Prensle, dayak yedikten sonra karşılaşmamın üzerinden iki gün geçmişti. O günü asla unutmayacaktım. Dayak yediğim, her yerimin acıdan kıvrandığı, beni o hâle getirenin de yer cücesinden farksız bir kızın olduğu günü nasıl unuturdum? İntikamımı alacaktım, aklımda çeşit çeşit planlar, çeşit çeşit işkenceler vardı. Bu belayı üstüme salan arkadaşları da nasiplenecekti intikam planlarımdan.

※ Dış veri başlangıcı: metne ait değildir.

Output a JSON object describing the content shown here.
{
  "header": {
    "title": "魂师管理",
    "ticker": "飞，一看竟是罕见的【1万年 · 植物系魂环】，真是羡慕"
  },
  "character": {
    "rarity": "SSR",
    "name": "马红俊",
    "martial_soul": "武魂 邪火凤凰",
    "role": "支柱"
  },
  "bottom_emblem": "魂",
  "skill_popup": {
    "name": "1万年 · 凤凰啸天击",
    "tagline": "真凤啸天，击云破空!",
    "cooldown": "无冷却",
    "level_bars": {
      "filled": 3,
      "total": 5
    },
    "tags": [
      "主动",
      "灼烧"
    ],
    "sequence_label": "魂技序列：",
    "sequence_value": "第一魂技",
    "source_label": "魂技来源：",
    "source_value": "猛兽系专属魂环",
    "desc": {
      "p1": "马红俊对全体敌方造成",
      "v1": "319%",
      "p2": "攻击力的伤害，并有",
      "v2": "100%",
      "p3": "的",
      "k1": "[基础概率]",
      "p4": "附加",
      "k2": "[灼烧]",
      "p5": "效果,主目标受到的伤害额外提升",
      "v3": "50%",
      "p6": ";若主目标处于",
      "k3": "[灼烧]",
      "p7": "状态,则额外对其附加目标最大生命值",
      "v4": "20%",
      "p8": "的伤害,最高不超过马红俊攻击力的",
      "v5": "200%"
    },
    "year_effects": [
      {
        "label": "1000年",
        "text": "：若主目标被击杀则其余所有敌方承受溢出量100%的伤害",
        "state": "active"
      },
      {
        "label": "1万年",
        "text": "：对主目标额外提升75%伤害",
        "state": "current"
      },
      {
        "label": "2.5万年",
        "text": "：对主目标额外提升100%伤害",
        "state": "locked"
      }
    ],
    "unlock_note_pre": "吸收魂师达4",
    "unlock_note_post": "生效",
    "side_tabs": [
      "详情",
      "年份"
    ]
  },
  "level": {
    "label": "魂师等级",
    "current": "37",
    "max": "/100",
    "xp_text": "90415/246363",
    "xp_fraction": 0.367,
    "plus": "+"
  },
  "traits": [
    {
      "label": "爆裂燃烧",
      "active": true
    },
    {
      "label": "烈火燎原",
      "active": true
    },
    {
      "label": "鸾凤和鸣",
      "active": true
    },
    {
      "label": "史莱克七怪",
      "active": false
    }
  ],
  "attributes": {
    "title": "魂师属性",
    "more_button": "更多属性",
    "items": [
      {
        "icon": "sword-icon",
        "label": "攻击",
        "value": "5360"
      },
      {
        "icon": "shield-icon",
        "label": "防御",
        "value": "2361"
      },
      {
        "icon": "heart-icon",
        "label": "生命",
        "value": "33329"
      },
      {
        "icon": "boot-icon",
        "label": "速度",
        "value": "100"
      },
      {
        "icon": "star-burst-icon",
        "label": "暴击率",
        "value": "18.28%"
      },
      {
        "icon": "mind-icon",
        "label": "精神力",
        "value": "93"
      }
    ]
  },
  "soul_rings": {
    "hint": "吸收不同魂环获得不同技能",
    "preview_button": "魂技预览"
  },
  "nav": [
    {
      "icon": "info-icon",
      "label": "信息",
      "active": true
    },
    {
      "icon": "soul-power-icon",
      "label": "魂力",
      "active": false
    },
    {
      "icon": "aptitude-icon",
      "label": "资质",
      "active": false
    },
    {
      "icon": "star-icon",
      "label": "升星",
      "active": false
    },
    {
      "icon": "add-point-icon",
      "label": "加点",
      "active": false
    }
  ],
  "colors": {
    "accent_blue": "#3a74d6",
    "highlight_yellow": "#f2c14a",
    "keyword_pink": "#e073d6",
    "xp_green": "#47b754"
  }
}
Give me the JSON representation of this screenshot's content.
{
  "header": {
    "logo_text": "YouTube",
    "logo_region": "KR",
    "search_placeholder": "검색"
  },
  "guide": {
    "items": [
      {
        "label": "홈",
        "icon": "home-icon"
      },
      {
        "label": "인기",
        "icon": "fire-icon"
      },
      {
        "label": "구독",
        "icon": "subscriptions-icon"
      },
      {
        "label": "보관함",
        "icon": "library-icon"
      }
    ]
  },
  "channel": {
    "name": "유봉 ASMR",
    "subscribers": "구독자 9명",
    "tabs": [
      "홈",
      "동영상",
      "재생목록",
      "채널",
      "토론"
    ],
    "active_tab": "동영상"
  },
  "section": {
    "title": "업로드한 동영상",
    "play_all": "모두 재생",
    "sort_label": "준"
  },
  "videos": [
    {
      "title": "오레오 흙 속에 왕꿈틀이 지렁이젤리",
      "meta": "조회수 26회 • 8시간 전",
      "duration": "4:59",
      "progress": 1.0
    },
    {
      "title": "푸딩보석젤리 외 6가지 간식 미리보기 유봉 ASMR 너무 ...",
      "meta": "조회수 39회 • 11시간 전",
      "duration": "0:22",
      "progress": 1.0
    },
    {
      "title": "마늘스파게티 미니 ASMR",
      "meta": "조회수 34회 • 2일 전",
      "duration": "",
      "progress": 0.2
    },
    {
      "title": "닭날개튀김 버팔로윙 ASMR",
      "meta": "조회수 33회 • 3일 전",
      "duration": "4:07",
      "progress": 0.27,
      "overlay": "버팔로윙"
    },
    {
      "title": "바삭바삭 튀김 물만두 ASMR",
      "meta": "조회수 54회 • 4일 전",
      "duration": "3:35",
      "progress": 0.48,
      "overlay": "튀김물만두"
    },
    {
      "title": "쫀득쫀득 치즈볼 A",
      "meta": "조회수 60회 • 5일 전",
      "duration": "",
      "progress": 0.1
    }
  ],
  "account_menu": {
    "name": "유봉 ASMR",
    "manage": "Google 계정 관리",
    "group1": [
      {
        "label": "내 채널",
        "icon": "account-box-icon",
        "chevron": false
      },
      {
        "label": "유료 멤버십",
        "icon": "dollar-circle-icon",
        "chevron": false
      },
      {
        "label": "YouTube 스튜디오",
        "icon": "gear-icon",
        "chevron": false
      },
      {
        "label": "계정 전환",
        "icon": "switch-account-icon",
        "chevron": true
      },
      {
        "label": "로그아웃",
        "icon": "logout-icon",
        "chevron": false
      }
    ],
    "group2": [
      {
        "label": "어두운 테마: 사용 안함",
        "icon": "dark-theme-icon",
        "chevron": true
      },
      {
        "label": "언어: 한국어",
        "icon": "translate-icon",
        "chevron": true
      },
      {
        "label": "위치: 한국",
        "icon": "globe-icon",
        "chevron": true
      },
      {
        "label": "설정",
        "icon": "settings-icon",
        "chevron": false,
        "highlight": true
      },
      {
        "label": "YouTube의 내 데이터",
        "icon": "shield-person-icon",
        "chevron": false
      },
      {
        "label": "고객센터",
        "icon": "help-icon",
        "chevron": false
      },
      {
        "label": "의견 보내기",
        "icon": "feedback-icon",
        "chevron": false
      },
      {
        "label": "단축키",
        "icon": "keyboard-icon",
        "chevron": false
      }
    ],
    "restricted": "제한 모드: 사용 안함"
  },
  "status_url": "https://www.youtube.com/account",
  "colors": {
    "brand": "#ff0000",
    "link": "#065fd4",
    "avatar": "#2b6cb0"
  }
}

Onlar bana bulaşmasaydı ben nereden bulaşaktım o yer cücesine. Ondan dayak yediğim hâl de yer cücesi demeye devam edecektim. Beni dövmesi boyunun yerden bittiği gerçeğini değiştirmiyordu.
O kız aklıma geldikçe bedenimi büyük bir sinir kaplıyordu. Ben ona yapacaklarımı bilirdim. Tabi ki döverek intikamımı almayacaktım. Ki dövemezdim de, kızın beni ne hâle getirdiğinden anlaşılıyordu kimin kimden dayak yiyeceği. Ben işimi planlarla, aklımı kullanarak hâlledecektim.
"Nereye gidiyoruz?" Lamia'nın sağ kulağımda çınlayan sesiyle ona dönmeden cevabını vermiştim:
"İşime yarayacak ahır arıyoruz seninle." Yüzüne bakmayarak dediklerimden hiçbir şey anlamadığını görüyordum. Görmeden nasıl mı anlıyordum? Sezgilerimle.
"Ahırı ne yapacaksın?" Benden ahır kelimesinin çıkması tuhaftı değil mi? Tuhaflıklar yanıltmasın, planlar için bazen bok kokulu yerlere de katlanmak gerekiyor.
"Samanlık seyran yapacağım..." Yaptığım espriyi anlamamasını bulunduğu evrene veriyorum. "İntikam diyelim, şimdilik bunu bil yeter. Planıma sen de dahilsin sonuçta, yavaş yavaş anlarsın her şeyi."
"Fikirler senden yapması benden diyelim. Şehirde birkaç tane ahır var, sen nasıl bir şey istiyorsun?"
"Beş yıldızlı, havuzlu, mümkünse güneş gören bir ahır istiyorum..." Dalga geçtiğimi bile anlamıyordu! Bu kızın zekasıyla işler zordu, vereceğim görevleri tüm detaylarıyla kafasına bastıra bastıra anlatmak gerekiyor. "Nasıl bir ahır isteyebilirim? Hepsinde saman ve hayvan boku yok mu? Hepsini gezelim ve görüntü olarak hangisi planlarıma uyuyorsa onu seçeriz. Bize en yakın neresi olduğunu söyle yeter."
Eliyle ileriyi işaret ettiğinde, işaret ettiği yere baktım. Ufukta bir şey gözükmüyordu. Neredeydi bu ahır? "Şehrin dışına çıkmamız gerekiyor, tüm ahırlar orada olur." Gözlerimi devirmekten çıkacaktı yakında. Yine mi şehrin dışında bir yapı? Neyi şehrin içine yapmıştılar merak ettim?
"Bir şeyinizde şehrin içinde olsun. Çok uzak değildir umarım." Yürümeye hevesim sıfırdı. Yürümek, koşmak, hareket etmek bana göre değildi. Ben pasifliği severdim.
"Çok değil, şehrin direkt dışında kurulu tüm ahırlar." Rahat bir nefes verdim. Sonunda ayaklarımı çok yormayacağım bir mesafe.
"Gidelim hadi." Düz yollar, çalışan ayaklar, dere tepe düz gider bu insanlar. Kafiyemizi de yaptığımıza göre artık ahırımızı bulma vakti gelmiştir.